**Clarissa Alessia**
*Origine, significato e storia del nome in Italia*
**Clarissa** nasce dal latino *clarus*, “chiaro, luminoso”. Si tratta di un nome che attraversò i secoli a partire dall’antica Roma, dove veniva usato per indicare persone di spicco, con un carattere trasparente e di grande dignità. Nel Medioevo, l’uso di Clarissa si diffonde in tutta Europa, in particolare tra le classi nobili e clericali, grazie anche alla figura di Santa Clarissa, che contribuì a diffondere il nome in Italia. Nel XIX secolo il nome riprese popolarità grazie a romanzi e letteratura, e oggi è un nome comune ma non eccessivamente frequente.
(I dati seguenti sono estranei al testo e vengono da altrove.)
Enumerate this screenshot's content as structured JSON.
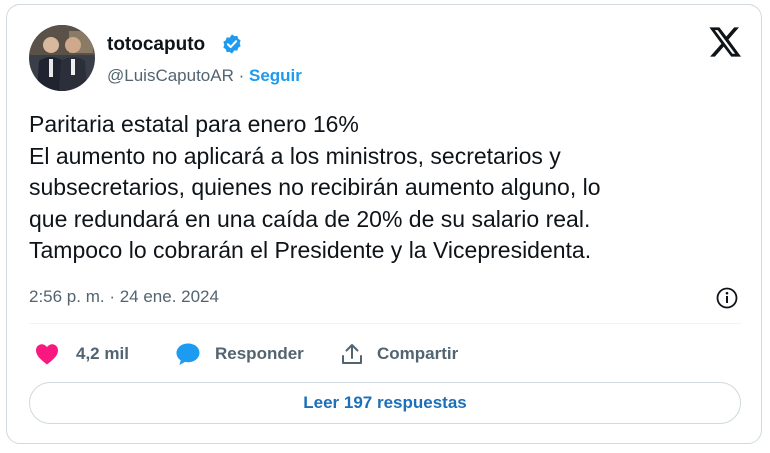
{
  "author": {
    "name": "totocaputo",
    "handle": "@LuisCaputoAR",
    "separator": " · ",
    "follow_label": "Seguir"
  },
  "tweet": {
    "lines": [
      "Paritaria estatal para enero 16%",
      "El aumento no aplicará a los ministros, secretarios y",
      "subsecretarios, quienes no recibirán aumento alguno, lo",
      "que redundará en una caída de 20% de su salario real.",
      "Tampoco lo cobrarán el Presidente y la Vicepresidenta."
    ],
    "timestamp": "2:56 p. m. · 24 ene. 2024"
  },
  "actions": {
    "likes_count": "4,2 mil",
    "reply_label": "Responder",
    "share_label": "Compartir"
  },
  "read_replies_label": "Leer 197 respuestas",
  "colors": {
    "link_blue": "#1d9bf0",
    "like_pink": "#f91880",
    "reply_blue": "#1d9bf0",
    "text_gray": "#536471"
  },
  "icons": [
    "verified-badge-icon",
    "x-logo-icon",
    "info-icon",
    "heart-icon",
    "reply-bubble-icon",
    "share-icon"
  ]
}
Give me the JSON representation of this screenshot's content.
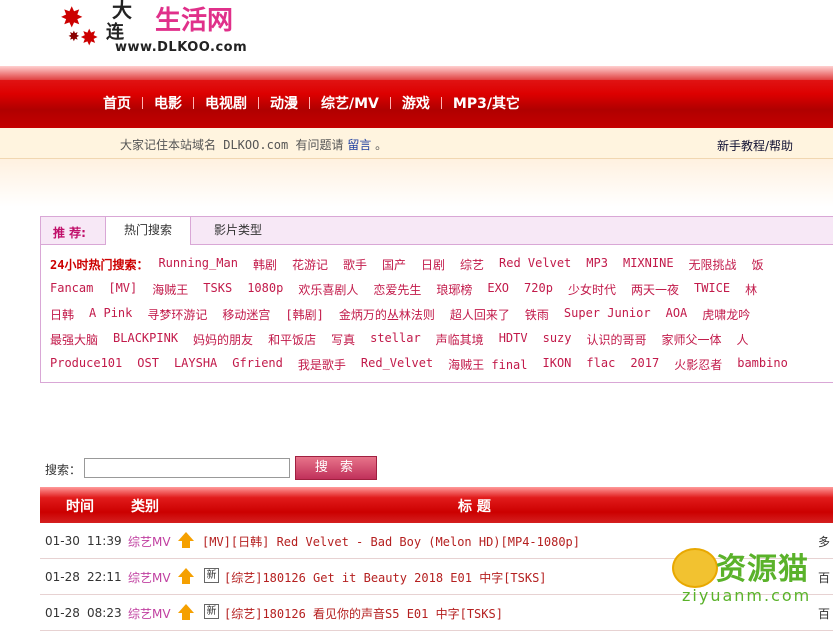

**Alessia** è la variante italiana di *Alessandra*, derivata dal greco *Alexandros* (“difensore degli uomini” o “protettore del popolo”). Questo nome fu diffuso in Italia con l’arrivo della cultura greco-romana e divenne molto popolare tra la nobiltà e la cortesia del Rinascimento. Negli ultimi decenni, la forma più breve e moderna “Alessia” ha guadagnato un’ampia diffusione, soprattutto a partire dagli anni ’70, grazie alla sua sonorità dolce e al suo carattere familiare.
**Combinando** *Clarissa* e *Alessia*, si ottiene un nome di due componenti che fondono l’eleganza latina con la forza greca. L’accostamento è stato scelto da molte famiglie italiane che apprezzano la raffinatezza del suono e la ricca eredità culturale di entrambi i termini. Il nome **Clarissa Alessia** è oggi spesso associato a un’identità culturale che riconosce le radici storiche dell’Europa e la ricca tradizione linguistica italiana.
Le nome Clarissa Alessia è stato scelto solo una volta per un bebè nato in Italia nel 2023, secondo le statistiche disponibili. Questo significa che il nome ha avuto una sola nascita totale nell'anno considerato. Non ci sono informazioni sulle preferenze dei genitori riguardo a questo nome specifico per gli anni successivi.